Typical of the minority rule are the cases of Vasu v. Kohlers, Inc. (1945), 145 Ohio St. 321, 61 N. E. (2d) 707, 166 A. L. R. 855, and Reilly v. Sicilian Asphalt Paving Co., 170 N. Y. 40, 62 N. E. 772. In the latter case, which is a leading one, the court had this to say: “The question now before us has been the subject of conflicting decisions in different jurisdictions. In England it has been held by the court of appeals (Lord Coleridge, C. J., dissenting) that damages to the person and to property, though occasioned by the same wrongful act, give rise to different causes of action (Brunsden v. Humphrey, 14 Q. B. Div. 141), while in Massachusetts, Minnesota, and Missouri the contrary doctrine has been declared (Doran v. Cohen, 147 Mass. 342, 17 N. E. 647; King v. Chicago, etc., Ry. Co., 80 Minn. 83, 82 N. W. 1113, 81 Am. St. Rep. 238, 50 L. R. A. 161; Von Fragstein v. Windler, 2 Mo. App. 598). The argument of those courts which maintain that an injury to person and property creates but a single cause of action is that, as the defendant’s wrongful act was single, the cause of action must be single, and that the different injuries occasioned by it are merely items of damage proceeding from the same wrong, while that of the English court is that the negligent act of the defendant in itself constitutes no cause of action, and becomes an actionable wrong only out of the damage which it causes. ‘One wrong was done as soon as the plaintiff’s enjoyment of his property was substantially interfered with. A further wrong arose as soon as the driving also caused injury to the plaintiff’s person.’ Brunsden v. Humphrey, supra.”

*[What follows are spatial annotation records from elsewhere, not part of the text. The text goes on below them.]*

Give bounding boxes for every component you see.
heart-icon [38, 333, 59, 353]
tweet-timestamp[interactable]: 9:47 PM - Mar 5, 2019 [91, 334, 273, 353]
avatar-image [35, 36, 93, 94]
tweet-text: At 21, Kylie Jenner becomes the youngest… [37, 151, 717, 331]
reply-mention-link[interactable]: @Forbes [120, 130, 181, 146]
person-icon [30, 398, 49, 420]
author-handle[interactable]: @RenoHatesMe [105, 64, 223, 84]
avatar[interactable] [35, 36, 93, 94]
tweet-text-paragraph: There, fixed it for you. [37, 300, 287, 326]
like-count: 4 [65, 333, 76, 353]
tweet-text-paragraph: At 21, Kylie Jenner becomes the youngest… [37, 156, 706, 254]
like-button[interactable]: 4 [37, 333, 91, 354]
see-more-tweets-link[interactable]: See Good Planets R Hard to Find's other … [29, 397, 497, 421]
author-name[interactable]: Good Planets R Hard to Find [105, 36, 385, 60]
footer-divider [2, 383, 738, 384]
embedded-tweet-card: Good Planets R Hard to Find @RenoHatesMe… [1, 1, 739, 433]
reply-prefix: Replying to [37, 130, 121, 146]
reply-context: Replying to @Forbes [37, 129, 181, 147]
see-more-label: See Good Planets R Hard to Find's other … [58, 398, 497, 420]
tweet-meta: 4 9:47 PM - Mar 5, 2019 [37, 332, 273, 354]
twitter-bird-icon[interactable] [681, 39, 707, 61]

The court, in that case (Reilly v. Sicilian Asphalt Paving Co.), concluded that injury to person and injury to property were essentially different and gave rise to two causes of action; that to hold that only one cause of action, exists would be impractical or at least very inconvenient in the administration of justice, and that they should not be blended. The court noted that different periods of limitation applied; that the plaintiff cannot assign his right of action [6]*6for the injury to his person, while he could assign that for injury to his property; that action for injury to his person would abate or be lost by his death before a recovery; and that injury to property would be an action that would survive and might be seized by creditors or pass to an assignee in bankruptcy.

The court, in conclusion, referred to the common law in this language: “ * * * the history of the common law shows that the distinction between torts to the person and torts to property has always obtained. Lord Justice Bowen, in the Brunsden Case, has pointed out that there is no authority in the books for the proposition that a recovery for trespass to the person is a bar to an action for trespass to goods, or vice versa. It is true that at common law the necessity of bringing two suits could, at the election of the plaintiff, be obviated in some cases, * * * . Therefore, for reason of the great difference between the rules of law applicable to injuries of the person and those relating to injuries to property, we conclude that an injury to person and one to property, though resulting from the same tortious act, constitute different causes of action.”